I don't think you can do this exactly the way you want. There are two options that I know of:

1) You can make switching a simple mouse click / keystroke.

With Ubuntu / GNOME:

Mouse Click

In Ubuntu / Gnome, providing you have your input layouts setup, go to an empty spot on your panel, right click and click 'Add to Panel'. Select 'Keyboard Indicator' to add this to the panel. That should input a tiny little piece of text indicating your keyboard layout and you can click this to switch.

Keyboard shortcut

System -> Preferences -> Keyboard -> Layouts -> Layout Options

There's an option there "Key(s) to change layout". You can set it to Alt+Shift, which shouldn't disturb any normal keyboard shortcuts.
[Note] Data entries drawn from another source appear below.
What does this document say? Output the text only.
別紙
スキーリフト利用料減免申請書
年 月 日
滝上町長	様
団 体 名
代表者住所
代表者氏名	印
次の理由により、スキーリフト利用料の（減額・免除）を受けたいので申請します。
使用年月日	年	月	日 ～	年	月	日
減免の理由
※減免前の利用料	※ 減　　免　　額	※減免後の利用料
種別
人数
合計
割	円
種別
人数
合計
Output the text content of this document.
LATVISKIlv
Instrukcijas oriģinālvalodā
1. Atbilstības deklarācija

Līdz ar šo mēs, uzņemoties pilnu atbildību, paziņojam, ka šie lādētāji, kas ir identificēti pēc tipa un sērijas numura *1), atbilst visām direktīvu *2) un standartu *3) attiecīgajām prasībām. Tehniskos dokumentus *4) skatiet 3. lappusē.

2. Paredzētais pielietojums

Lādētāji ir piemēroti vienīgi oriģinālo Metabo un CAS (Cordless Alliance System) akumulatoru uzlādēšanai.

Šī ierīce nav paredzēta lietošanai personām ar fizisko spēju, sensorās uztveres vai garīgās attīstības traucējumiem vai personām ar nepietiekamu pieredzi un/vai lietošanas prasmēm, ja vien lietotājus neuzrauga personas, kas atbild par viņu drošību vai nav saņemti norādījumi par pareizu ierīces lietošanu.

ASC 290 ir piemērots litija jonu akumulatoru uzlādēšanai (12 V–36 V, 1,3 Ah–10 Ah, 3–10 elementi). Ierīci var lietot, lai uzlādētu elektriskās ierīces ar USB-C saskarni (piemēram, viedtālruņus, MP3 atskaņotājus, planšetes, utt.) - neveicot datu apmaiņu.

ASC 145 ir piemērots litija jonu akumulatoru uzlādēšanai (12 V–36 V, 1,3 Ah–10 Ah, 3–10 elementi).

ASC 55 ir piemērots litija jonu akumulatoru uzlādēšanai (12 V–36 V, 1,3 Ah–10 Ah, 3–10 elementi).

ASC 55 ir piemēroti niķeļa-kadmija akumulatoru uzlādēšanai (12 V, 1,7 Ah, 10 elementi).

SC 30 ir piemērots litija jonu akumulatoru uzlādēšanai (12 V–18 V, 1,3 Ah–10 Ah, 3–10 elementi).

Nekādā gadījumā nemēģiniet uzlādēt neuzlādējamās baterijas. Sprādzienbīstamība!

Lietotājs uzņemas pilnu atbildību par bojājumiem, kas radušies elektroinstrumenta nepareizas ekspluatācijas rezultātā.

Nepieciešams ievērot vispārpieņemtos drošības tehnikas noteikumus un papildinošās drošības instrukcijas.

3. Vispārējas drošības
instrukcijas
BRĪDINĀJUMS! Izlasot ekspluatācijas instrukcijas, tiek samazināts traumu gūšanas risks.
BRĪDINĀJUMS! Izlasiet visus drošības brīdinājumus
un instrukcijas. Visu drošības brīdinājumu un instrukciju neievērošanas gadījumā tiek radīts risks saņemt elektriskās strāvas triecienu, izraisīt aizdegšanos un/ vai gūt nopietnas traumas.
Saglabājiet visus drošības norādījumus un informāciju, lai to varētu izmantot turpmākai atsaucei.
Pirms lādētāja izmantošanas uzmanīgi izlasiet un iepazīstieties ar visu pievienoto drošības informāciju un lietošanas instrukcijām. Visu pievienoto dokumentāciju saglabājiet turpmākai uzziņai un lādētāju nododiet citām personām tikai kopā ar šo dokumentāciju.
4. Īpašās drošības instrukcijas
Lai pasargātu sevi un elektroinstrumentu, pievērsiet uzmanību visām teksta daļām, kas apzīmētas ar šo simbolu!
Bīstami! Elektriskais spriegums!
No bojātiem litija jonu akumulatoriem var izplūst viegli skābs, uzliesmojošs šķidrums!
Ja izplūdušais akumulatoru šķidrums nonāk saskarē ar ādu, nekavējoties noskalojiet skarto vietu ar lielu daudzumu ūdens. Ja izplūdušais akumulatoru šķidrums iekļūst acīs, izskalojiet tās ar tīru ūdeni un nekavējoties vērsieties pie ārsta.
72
I presume there is a KDE way of doing that also.

2) The other alternative is http://en.wikipedia.org/wiki/Xneur, but I am not sure if this is available for Swedish and it may not be possible for languages which have similar constructs to English.

1

I have the same situation, a laptop with a Brazilian keyboard and a German external keyboard.

My solution was to add two setxkbmap calls, but the tricky part here is to add all the layouts you need on both calls:

setxkbmap -device 12 -layout de,br
setxkbmap -device 14 -layout br,de

Device 12 is the external german keyboard whille device 14 is the laptop's brazilian keyboard.